Thursday, September 30, 2010

The mechanisms of a currency war (21st century trade war)

Now that we know WHY countries want to debase their currencies, let's explore HOW they are doing it. If a sovereign central bank wants to devalue the local currency, they simply buy USDollars. Buying USDollars has the net effect of selling the local currency, driving down the value of that local currency. The intervention mechanisms are becoming more complex, as central banks are using derivatives in the foreign currency markets. But all things being equal, they buy the USDollar and short their local currency. The Fed and US Treasury are more than willing to print more USDollars to accommodate Congress, the Administration, and US government and consumer spending. The global financial system is built on a glut of USDollars--and the debt resulting from the creation of said dollars. Of course, this puts a higher burden on US taxpayers.

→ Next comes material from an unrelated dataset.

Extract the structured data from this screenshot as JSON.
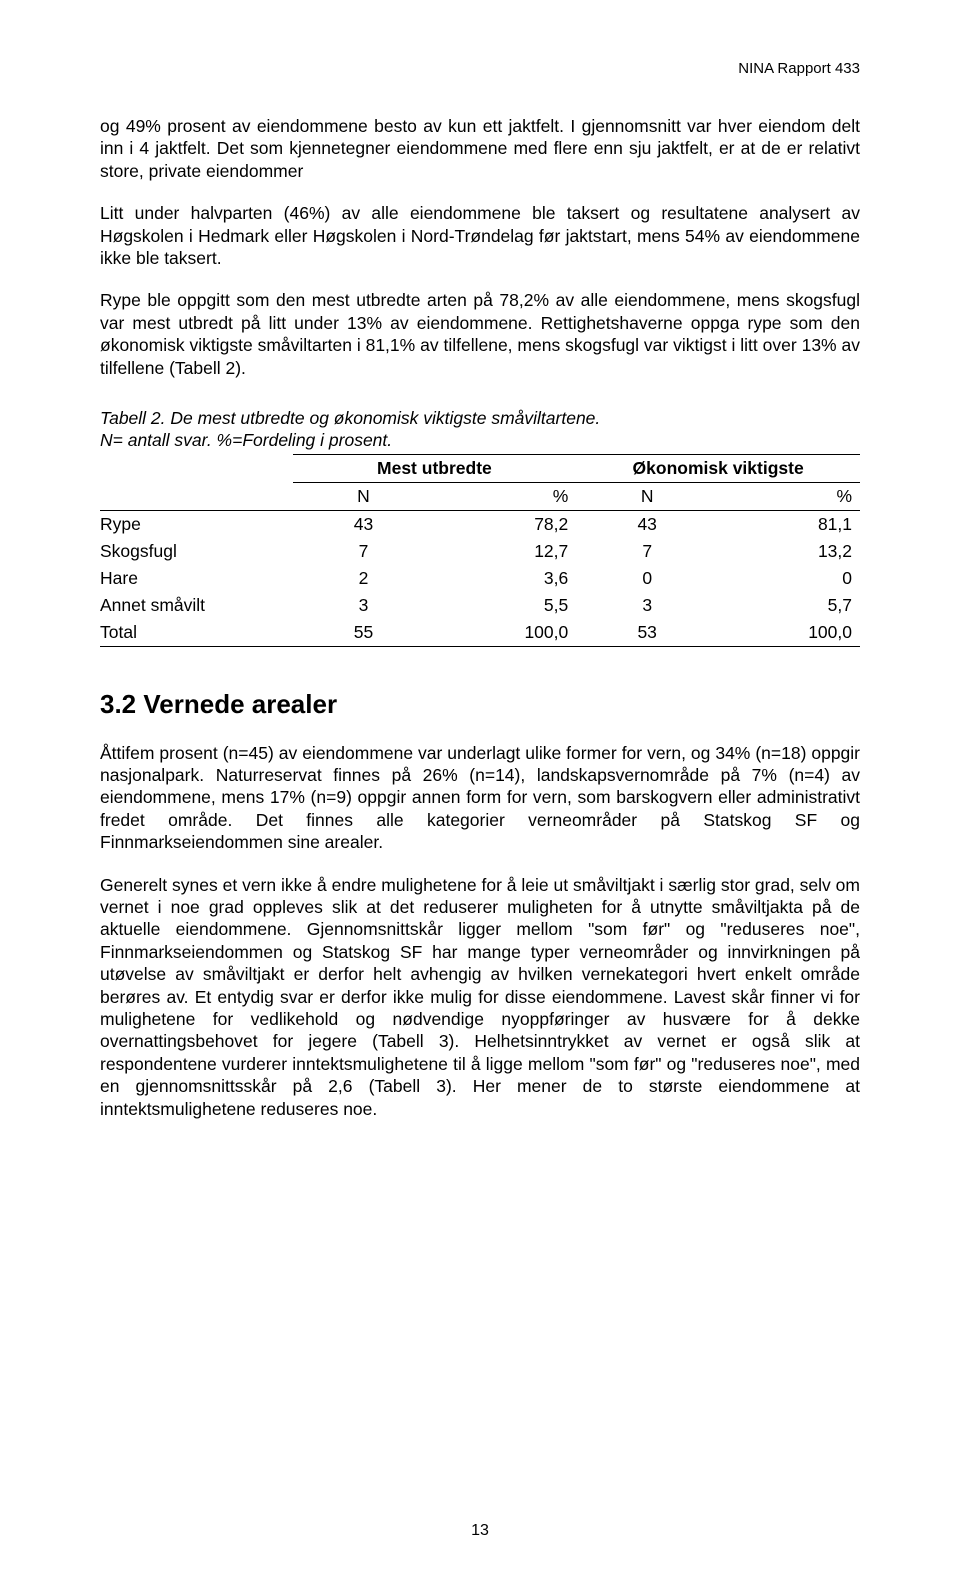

The world is awash with USDollars--that is the lighter fluid. Money velocity--the so-called multiplier effect of money exchanging hands, is the match. Once lit, prices rise as multiple dollars chase a finite supply of goods and services. This causes price inflation, something the Fed believes is under their control, as they attempt to fight a spiraling deflationary environment. The problem is that inflation can turn into hyperinflation overnight. A controlled fire can morph into an out of control, ranging combustion.

A depression is terrible, but hyperinflation is much worse, as it causes a complete loss of confidence in the currency.